Keith Rowe and John Tilbury: E.E. Tension and Circumstance
Keith Rowe & John Tilbury
E.E. Tension and Circumstance
It happens every year. Just as the old year is drawing to a close, after the best-of-the-year lists have been compiled and published, a release arrives just too late to make those lists but deserving to feature in their upper echelons. For 2011, E.E. Tension and Circumstance was the one.
Pairing Keith Rowe on guitar and John Tilbury on piano for the first time since Rowe's departure from AMM in 2004, E.E. Tension and Circumstance has to be seen as a companion piece to the pair's first (and only previous) recording as a duo, the double CD Duos for Doris (Erstwhile, 2003). Where that album was titled in memory of Tilbury's mother, who had died, aged 95, two days prior to its recording, E.E. Tension and Circumstance is titled in memory of Rowe's late mother, with the inside sleeve bearing the legend, "E. E. Eileen Elizabeth Charters-Rowe 1914-2008" written by Rowe in an imitation of his mother's handwriting. Continuing the family theme, rather than the sleeve featuring one of Keith Rowe's own art works, as has been customary, this album's sleeve has "coloured felt-tip drawings by Milford Charters-Rowe 1950-2008," Rowe's late brother. And rather fine they are.
Whereas Duos for Doris was studio-recorded, E.E. Tension and Circumstance was recorded live at Les Instants Chavirés in Montreuil, Paris, on December 17, 2010. The album consists of one unbroken 58 minute track which probably represents the duo's entire set. The live setting gives the album a different feel to Duos for Doris, with both players here sounding in a less contemplative mood and more prepared to push things forward; during the opening exchanges, Tilbury sounds positively garrulous compared to his normally restrained self. Is this the same man who famously observed that most improvising musicians play too much? Yes, it is and thankfully he is in no danger of playing too much; soon he is allowing plenty of space for his contributions to breathe and be fully appreciated.
In that, Tilbury is assisted by Rowe who, much of the time, lays down a backdrop including drones, white noise and scrapings over which Tilbury's piano is highlighted. The effect calls to mind Rowe's notes for Duos for Doris in which he wrote of "a music that might be nothing in itself but juxtaposed to another: together transformed...transformation by something which was almost nothing in itself." Rowe likened that to the effect a zero has when placed behind a number, making it ten times greater.
The most immediately obvious thing about the music here is the extent to which the two are compatible with and tuned into each other, despite not having shared a stage or studio since they last played together in AMM on May 1, 2004. Their shared experiences prior to that date continue to bear fruit. There is no "getting reacquainted" preamble, no tussling for supremacy and no awkward "after you" moments. Instead, they each do what they do best, instinctively seeming to accommodate the other's playing and to frame it, showing it to best advantage.
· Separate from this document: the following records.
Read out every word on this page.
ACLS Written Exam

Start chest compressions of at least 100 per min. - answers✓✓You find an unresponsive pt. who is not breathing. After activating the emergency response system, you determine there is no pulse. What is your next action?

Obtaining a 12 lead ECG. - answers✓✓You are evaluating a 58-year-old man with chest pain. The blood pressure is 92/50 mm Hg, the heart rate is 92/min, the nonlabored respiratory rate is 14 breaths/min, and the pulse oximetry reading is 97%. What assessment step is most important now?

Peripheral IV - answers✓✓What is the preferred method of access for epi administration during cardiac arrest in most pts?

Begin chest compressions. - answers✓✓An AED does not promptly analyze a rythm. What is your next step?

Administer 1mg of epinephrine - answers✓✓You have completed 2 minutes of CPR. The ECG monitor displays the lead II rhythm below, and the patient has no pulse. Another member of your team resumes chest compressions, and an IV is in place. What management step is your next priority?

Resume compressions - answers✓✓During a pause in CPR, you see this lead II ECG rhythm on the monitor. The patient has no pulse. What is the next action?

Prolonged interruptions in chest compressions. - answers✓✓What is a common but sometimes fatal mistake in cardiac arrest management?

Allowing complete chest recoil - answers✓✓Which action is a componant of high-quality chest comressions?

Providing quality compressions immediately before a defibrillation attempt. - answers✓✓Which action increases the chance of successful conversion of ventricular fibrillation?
For instance, towards the middle of the piece, the music fades away to virtual silence for a short period, before gradually building up again with slight rustlings and crackle from Rowe offset against repeated arpeggios from Tilbury, the two contrasting but in perfect balance. Over several minutes, they conduct a restrained dialogue, circling each other, building, until eventually Rowe introduces an insistent thrumming bass tone which moves the pair on to fresh explorations.
If E. E. Tension and Circumstance was by another pair of musicians who had come together and recorded a duo such as this, it would be obvious to suggest that they should gig and record together again soon. Sadly, given the situation following Rowe's departure from AMM, that seems unlikely to happen any time soon. On the positive side, we know from Duos for Doris that their music stands the test of time and improves with age. The same will be true of this album, until such time as its sequel is recorded. We can but hope.
Tracks: One untitled track.
Personnel: Keith Rowe: guitar; John Tilbury: piano.